Un groupement de communes peut recruter un ou plusieurs gardes champêtres compétents dans chacune des communes concernées. Leur nomination est prononcée conjointement par le maire de chacune des communes membres et le président du groupement de communes.

Les gardes champêtres ainsi recrutés exercent les compétences mentionnées à l'article L. 132-2 sans préjudice des compétences qui leur sont dévolues par le code de procédure pénale et par des lois spéciales.

Pendant l'exercice de leurs fonctions sur le territoire d'une commune, ils sont placés sous l'autorité du maire de cette commune.

Les gardes champêtres sont chargés de rechercher, chacun dans le territoire pour lequel il est assermenté, les contraventions aux règlements et arrêtés de police municipale.

Ils dressent des procès-verbaux pour constater ces contraventions.

Ils constatent également les contraventions mentionnées au livre VI du code pénal, dont la liste est fixée par décret, dès lors qu'elles ne nécessitent pas de leur part d'actes d'enquête et à l'exclusion de celles réprimant des atteintes à l'intégrité des personnes.

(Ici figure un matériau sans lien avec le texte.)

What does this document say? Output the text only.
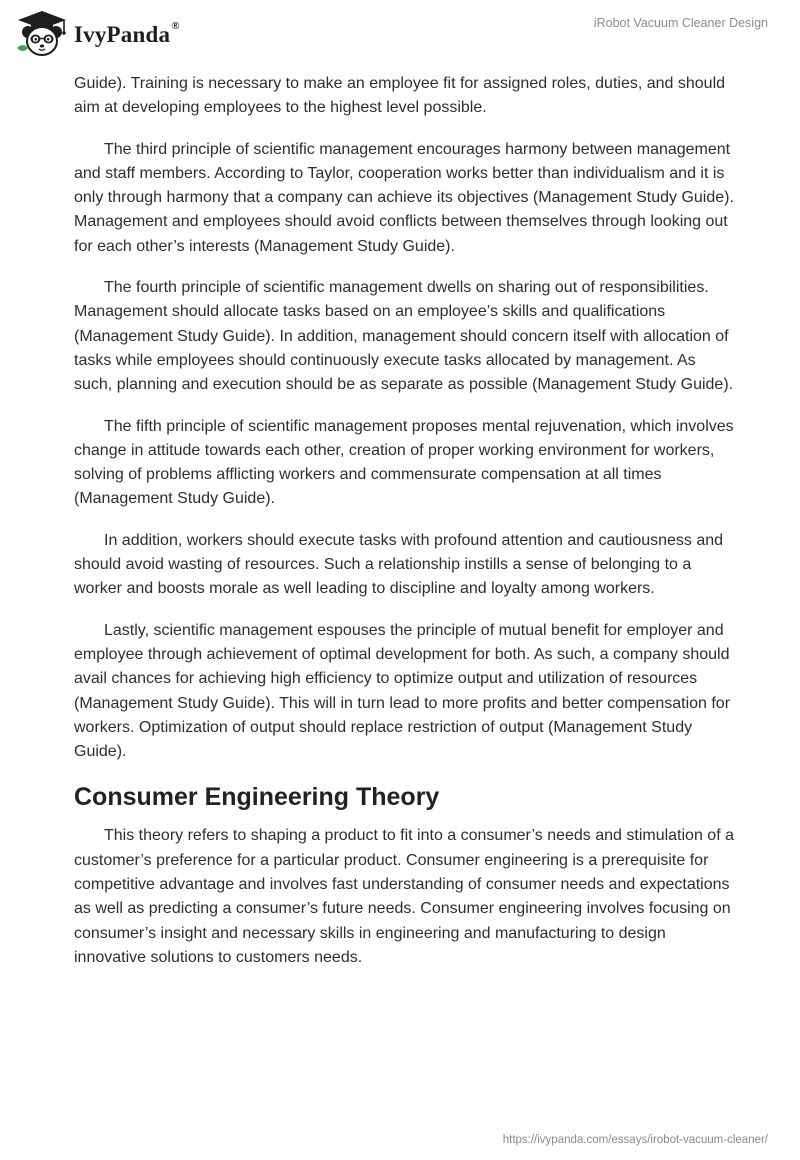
IvyPanda®	iRobot Vacuum Cleaner Design

Guide). Training is necessary to make an employee fit for assigned roles, duties, and should aim at developing employees to the highest level possible.

The third principle of scientific management encourages harmony between management and staff members. According to Taylor, cooperation works better than individualism and it is only through harmony that a company can achieve its objectives (Management Study Guide). Management and employees should avoid conflicts between themselves through looking out for each other’s interests (Management Study Guide).

The fourth principle of scientific management dwells on sharing out of responsibilities. Management should allocate tasks based on an employee’s skills and qualifications (Management Study Guide). In addition, management should concern itself with allocation of tasks while employees should continuously execute tasks allocated by management. As such, planning and execution should be as separate as possible (Management Study Guide).

The fifth principle of scientific management proposes mental rejuvenation, which involves change in attitude towards each other, creation of proper working environment for workers, solving of problems afflicting workers and commensurate compensation at all times (Management Study Guide).

In addition, workers should execute tasks with profound attention and cautiousness and should avoid wasting of resources. Such a relationship instills a sense of belonging to a worker and boosts morale as well leading to discipline and loyalty among workers.

Lastly, scientific management espouses the principle of mutual benefit for employer and employee through achievement of optimal development for both. As such, a company should avail chances for achieving high efficiency to optimize output and utilization of resources (Management Study Guide). This will in turn lead to more profits and better compensation for workers. Optimization of output should replace restriction of output (Management Study Guide).

Consumer Engineering Theory

This theory refers to shaping a product to fit into a consumer’s needs and stimulation of a customer’s preference for a particular product. Consumer engineering is a prerequisite for competitive advantage and involves fast understanding of consumer needs and expectations as well as predicting a consumer’s future needs. Consumer engineering involves focusing on consumer’s insight and necessary skills in engineering and manufacturing to design innovative solutions to customers needs.

https://ivypanda.com/essays/irobot-vacuum-cleaner/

Les gardes champêtres exercent leurs fonctions dans les conditions prévues aux articles 15, 22 à 25 et 27 du code de procédure pénale.

Pour l'exercice des attributions fixées au dernier alinéa de l'article L. 132-2, les gardes champêtres agissent en application du 3° de l'article 21 du code de procédure pénale.

Les gardes champêtres sont responsables des dommages dans le cas où ils négligent de faire, dans les vingt-quatre heures, les rapports des infractions en matière de police rurale.

Le régime de la police d'Etat est institué dans une commune par arrêté conjoint du ministre chargé de la Nouvelle-Calédonie et du ministre de l'économie et des finances, pris sur la demande ou avec l'accord du conseil municipal.

Dans les autres cas, il est institué par décret.

Les communes résultant de la fusion de deux ou plusieurs communes sont soumises au régime de la police d'Etat lorsque celle-ci était, antérieurement à l'acte prononçant la fusion, instituée sur le territoire d'au moins l'une des communes fusionnées.

L'Etat est civilement responsable des dégâts et dommages résultant des crimes et délits commis, à force ouverte ou par violence, par des attroupements ou rassemblements armés ou non armés, soit contre les personnes, soit contre les biens.

Il peut exercer une action récursoire contre la commune lorsque la responsabilité de celle-ci se trouve engagée.